Here are top highlights of the discussions from this seminar:

– While some of the traditional industries like the taxi cab industry and hotels have been fundamentally shaken up by platforms like UBER and AirBnB, technological innovation in the real estate sector is in the early stages of a shakeup. Perhaps it’s year 1 of a 5 year journey, but one thing for sure is that “financial disintermediation” is real and here to stay for the long term.

– Canada is around 4 years behind the US, where close to $3B was raised through online portals like Realty Mogul, FundRise, Prodigy Network and Realty Shares.

– Fundamentals of the business are still the same; the underlying business model is to syndicate equity in real estate projects and offer returns to investors. What’s different is the speed and pace of such capital raises as technology has the muscle to really scale up distribution of such products.

This space is heavily regulated by various provincial securities regulators, making such capital raises and running a portal on a national basis extremely complex. The Crowdfunding exemption is not very useful in the real estate industry and portals will most likely rely on AI and OM exemptions.

– Average size of the investments is expected to be around $25K and average amount of the raise will be in the range of $2MM to $5MM in the early stages. Smaller raises are somewhat at a disadvantage given legal and accounting costs.

– Typical portals intend to pool retail investor capital into a “flow-through” SPE Limited Partnership Structure, which then invests into ultimate sponsor level LP. There is no co-mingling of such assets and capital raise projects. Every LP is on it’s own standalone basis. In case of a default of the portal, the investors remain fully secured by virtue of owning the units of an LP that in turn holds the units of the entity that is beneficial owner of the property.

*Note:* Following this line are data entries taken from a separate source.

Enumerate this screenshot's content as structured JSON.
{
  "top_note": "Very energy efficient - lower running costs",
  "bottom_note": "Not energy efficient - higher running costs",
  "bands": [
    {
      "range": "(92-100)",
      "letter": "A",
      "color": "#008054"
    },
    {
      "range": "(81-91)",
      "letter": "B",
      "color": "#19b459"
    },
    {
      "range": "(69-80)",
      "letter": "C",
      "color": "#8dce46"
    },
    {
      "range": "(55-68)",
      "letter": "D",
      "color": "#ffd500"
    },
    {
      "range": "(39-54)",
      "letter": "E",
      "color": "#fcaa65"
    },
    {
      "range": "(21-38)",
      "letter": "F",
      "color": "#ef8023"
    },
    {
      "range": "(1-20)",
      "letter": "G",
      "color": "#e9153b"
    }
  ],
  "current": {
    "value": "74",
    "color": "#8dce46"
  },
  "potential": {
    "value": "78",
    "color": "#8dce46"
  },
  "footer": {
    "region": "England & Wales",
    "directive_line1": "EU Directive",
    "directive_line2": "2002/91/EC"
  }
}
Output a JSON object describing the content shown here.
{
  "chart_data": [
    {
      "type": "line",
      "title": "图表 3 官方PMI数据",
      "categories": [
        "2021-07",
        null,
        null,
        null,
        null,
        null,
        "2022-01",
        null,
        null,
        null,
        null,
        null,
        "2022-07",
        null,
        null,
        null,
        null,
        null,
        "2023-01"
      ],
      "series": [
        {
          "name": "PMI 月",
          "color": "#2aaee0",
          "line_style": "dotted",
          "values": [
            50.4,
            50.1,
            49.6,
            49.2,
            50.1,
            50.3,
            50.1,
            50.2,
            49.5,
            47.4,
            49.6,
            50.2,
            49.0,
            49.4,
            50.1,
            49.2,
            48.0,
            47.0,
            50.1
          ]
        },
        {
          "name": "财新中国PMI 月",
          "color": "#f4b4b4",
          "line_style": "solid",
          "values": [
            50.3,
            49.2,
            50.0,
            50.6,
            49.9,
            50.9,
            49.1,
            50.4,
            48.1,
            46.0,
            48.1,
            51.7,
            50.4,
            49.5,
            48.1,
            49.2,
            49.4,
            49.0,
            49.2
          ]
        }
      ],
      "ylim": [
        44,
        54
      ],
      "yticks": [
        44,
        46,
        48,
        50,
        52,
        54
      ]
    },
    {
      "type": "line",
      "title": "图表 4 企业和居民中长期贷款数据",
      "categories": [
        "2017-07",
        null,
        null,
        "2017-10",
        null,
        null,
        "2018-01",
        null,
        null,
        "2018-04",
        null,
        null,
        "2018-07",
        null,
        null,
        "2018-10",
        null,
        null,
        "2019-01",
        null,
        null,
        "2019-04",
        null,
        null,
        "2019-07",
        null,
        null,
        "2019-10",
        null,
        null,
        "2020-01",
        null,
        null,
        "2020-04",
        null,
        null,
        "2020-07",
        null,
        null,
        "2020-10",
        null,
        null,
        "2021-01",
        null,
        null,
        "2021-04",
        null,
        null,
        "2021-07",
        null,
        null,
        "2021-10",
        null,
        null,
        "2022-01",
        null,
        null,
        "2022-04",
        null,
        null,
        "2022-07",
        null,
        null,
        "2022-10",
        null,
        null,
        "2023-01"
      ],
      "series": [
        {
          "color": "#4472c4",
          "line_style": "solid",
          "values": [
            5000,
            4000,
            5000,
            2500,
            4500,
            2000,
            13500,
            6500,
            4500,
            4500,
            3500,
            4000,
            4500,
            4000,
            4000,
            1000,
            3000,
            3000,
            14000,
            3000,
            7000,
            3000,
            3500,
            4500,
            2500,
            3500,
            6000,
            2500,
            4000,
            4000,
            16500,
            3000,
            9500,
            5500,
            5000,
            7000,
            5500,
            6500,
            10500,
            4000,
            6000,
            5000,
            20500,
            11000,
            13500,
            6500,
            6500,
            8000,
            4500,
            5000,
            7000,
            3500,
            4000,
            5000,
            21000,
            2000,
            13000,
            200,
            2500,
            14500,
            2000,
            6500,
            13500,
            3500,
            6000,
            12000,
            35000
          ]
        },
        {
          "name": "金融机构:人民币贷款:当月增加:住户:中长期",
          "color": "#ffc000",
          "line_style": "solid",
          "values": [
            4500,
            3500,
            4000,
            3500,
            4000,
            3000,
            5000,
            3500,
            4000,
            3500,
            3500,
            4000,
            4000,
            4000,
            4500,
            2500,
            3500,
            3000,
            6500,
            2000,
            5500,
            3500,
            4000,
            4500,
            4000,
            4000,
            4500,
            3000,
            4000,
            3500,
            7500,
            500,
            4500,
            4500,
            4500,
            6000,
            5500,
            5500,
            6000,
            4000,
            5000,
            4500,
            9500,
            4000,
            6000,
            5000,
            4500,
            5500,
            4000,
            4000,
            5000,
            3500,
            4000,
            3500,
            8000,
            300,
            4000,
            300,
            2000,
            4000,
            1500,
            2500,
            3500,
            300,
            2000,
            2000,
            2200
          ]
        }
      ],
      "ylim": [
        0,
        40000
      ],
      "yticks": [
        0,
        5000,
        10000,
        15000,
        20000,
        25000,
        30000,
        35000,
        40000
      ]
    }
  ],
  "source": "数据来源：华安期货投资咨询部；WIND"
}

– While CRE investments through holding of LP units are not liquid prior to end of the term (sunset period) of the underlying investment, they still can be swapped if the investor has a replacement (investor) available. These are fixed income/bond type investments.

– Portals can offer such investments as either sub-debt or equity.

– Due diligence is key and the portals will offer third party arm’s length reviews and full property and sponsor level background material so that an investor can do their own analysis prior to investing. “skin in the game” will be one of the key elements, for example the sponsor is to have around 10% of the equity into each of their deals that they plan to crowdfund.

– Crowdfunding can be either institutional or retail and it can be either direct investing into the sponsor level LP or a pooled “flow through” LP structure.

– Reporting and distribution is all done by the portals making the process hands off and care free for the sponsors (to a large extent).

– All of the KYC, AML and other compliance related activities are done by the portal which is duly registered under different provincial securities regulators providing an added layer of comfort to the investors.